C++ SSE2 or AVX2 intrinsics for grayscale to ARGB conversion

I was wondering if there is an SSE2/AVX2 integer instruction or sequence of instructions(or intrinsics) to be performed in order to achieve the following result:

Given a row of 8 byte pixels of the form:

A = {a, b, c, d, e, f, g, h}

Is there any way to load these pixels in an YMM register that contains 8 32bit ARGB pixels, such that the initial grayscale value gets broadcast to the other 2 bytes of each corresponding 32 bit pixel? The result should be something like this: ( the 0 is the alpha value )

B = {0aaa, 0bbb, 0ccc, 0ddd, 0eee, 0fff, 0ggg, 0hhh}

I'm a complete beginner in vector extensions so I'm not even sure how to approach this, or if it's at all possible.

Any help would be appreciated. Thanks!

UPDATE1

Thanks for your answers. I still have a problem though:

I put this small example together and compiled with VS2015 on x64.

int main()
{
    unsigned char* pixels = (unsigned char*)_aligned_malloc(64, 32);
    memset(pixels, 0, 64);

    for (unsigned char i = 0; i < 8; i++)
        pixels[i] = 0xaa + i;

    __m128i grayscalePix = _mm_load_si128((const __m128i*)pixels);
    __m256i rgba = _mm256_cvtepu8_epi32(grayscalePix);
    __m256i mulOperand = _mm256_set1_epi32(0x00010101);

    __m256i result = _mm256_mullo_epi32(rgba, mulOperand);

   _aligned_free(pixels);
    return 0;
}

The problem is that after doing

__m256i rgba = mm256_cvtepu8_epi32(grayscalePix)

rgba only has the first four doublewords set. The last four are all 0.

The Intel developer manual says:

VPMOVZXBD ymm1, xmm2/m64
Zero extend 8 packed 8-bit integers in the low 8 bytes of xmm2/m64 to 8 packed 32-bit integers in ymm1.

I'm not sure if this is intended behaviour or I'm still missing something.

Thanks.

Solution

Update: @chtz's answer is an even better idea, using a cheap 128->256 broadcast load instead of vpmovzx to feed vpshufb, saving shuffle-port bandwidth.
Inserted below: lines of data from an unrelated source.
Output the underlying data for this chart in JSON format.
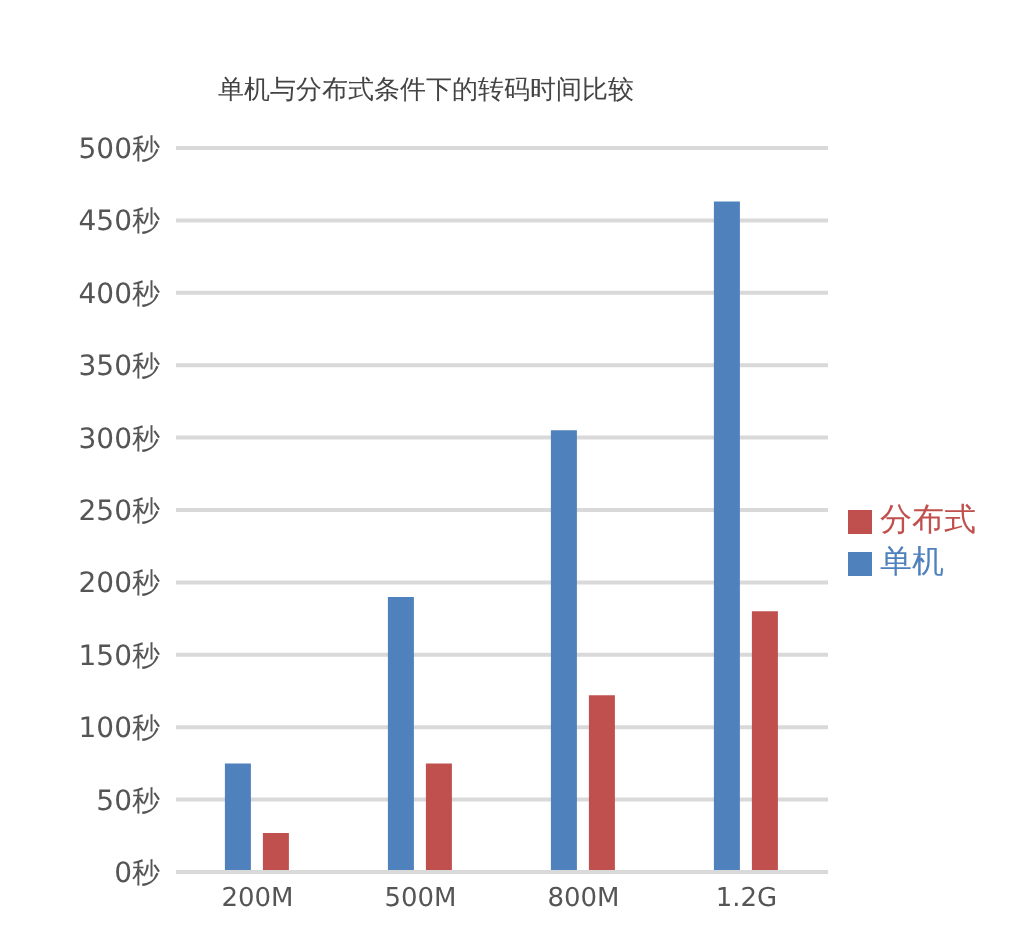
{
  "chart_data": {
    "type": "bar",
    "title": "单机与分布式条件下的转码时间比较",
    "categories": [
      "200M",
      "500M",
      "800M",
      "1.2G"
    ],
    "series": [
      {
        "name": "单机",
        "color": "#4f81bd",
        "values": [
          75,
          190,
          305,
          463
        ]
      },
      {
        "name": "分布式",
        "color": "#c0504d",
        "values": [
          27,
          75,
          122,
          180
        ]
      }
    ],
    "ylim": [
      0,
      500
    ],
    "yticks": [
      {
        "value": 0,
        "label": "0秒"
      },
      {
        "value": 50,
        "label": "50秒"
      },
      {
        "value": 100,
        "label": "100秒"
      },
      {
        "value": 150,
        "label": "150秒"
      },
      {
        "value": 200,
        "label": "200秒"
      },
      {
        "value": 250,
        "label": "250秒"
      },
      {
        "value": 300,
        "label": "300秒"
      },
      {
        "value": 350,
        "label": "350秒"
      },
      {
        "value": 400,
        "label": "400秒"
      },
      {
        "value": 450,
        "label": "450秒"
      },
      {
        "value": 500,
        "label": "500秒"
      }
    ],
    "grid": "y",
    "legend": "right"
  }
}
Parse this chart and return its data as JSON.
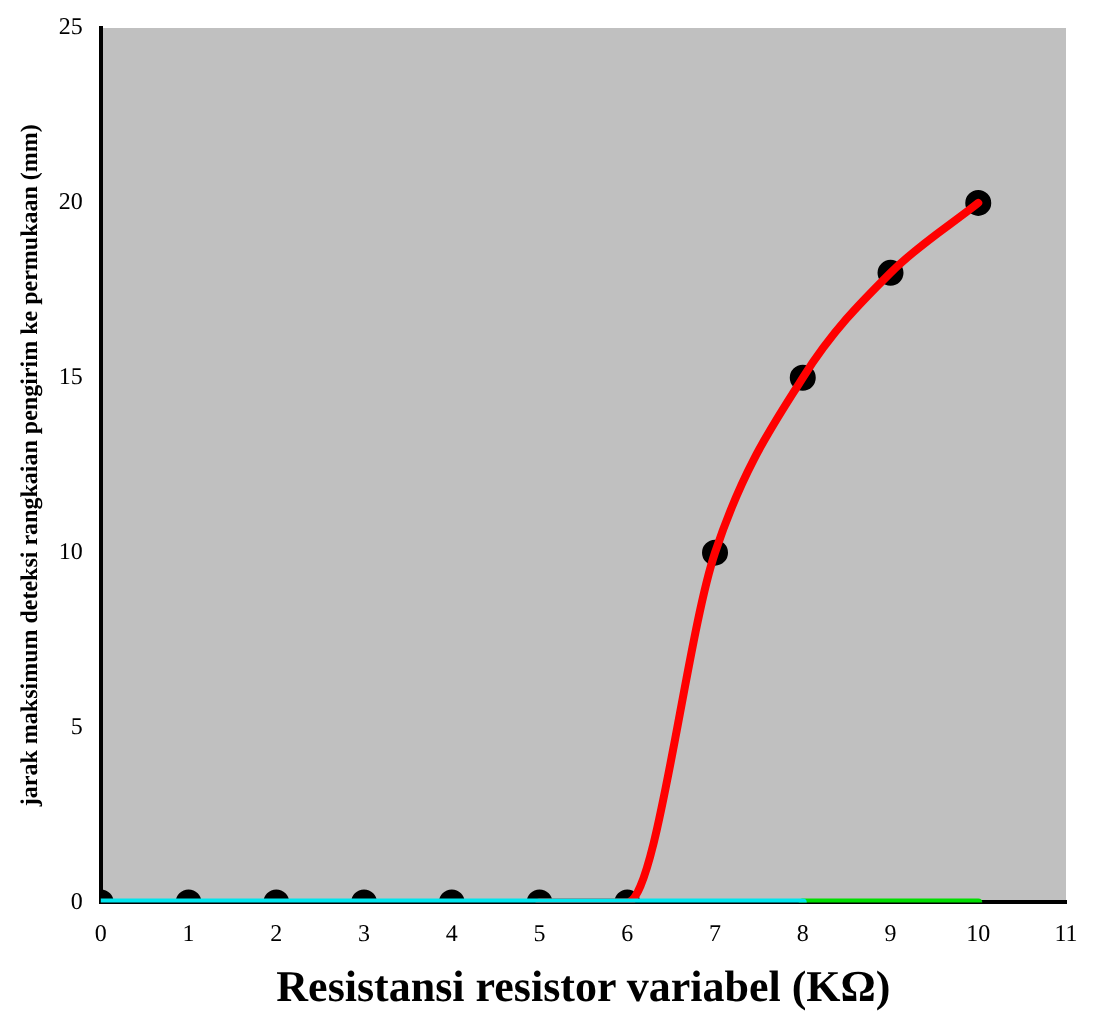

Start with PMOVZX like Mark suggests.

But after that, PSHUFB (_mm256_shuffle_epi8) will be much faster than PMULLD, except that it competes for the shuffle port with PMOVZX. (And it operates in-lane, so you still need the PMOVZX).

So if you only care about throughput, not latency, then _mm256_mullo_epi32 is good. But if latency matters, or if your throughput bottlenecks on something other than 2 shuffle-port instructions per vector anyway, then PSHUFB to duplicate the bytes within each pixel should be best.

Actually, even for throughput, _mm256_mullo_epi32 is bad on HSW and BDW: it's 2 uops (10c latency) for p0, so it's 2 uops for one port.

On SKL, it's 2 uops (10c latency) for p01, so it can sustain the same one per clock throughput as VPMOVZXBD. But it's an extra 1 uop, making it more likely to bottleneck.

(VPSHUFB is 1 uop, 1c latency, for port 5, on all Intel CPUs that support AVX2.)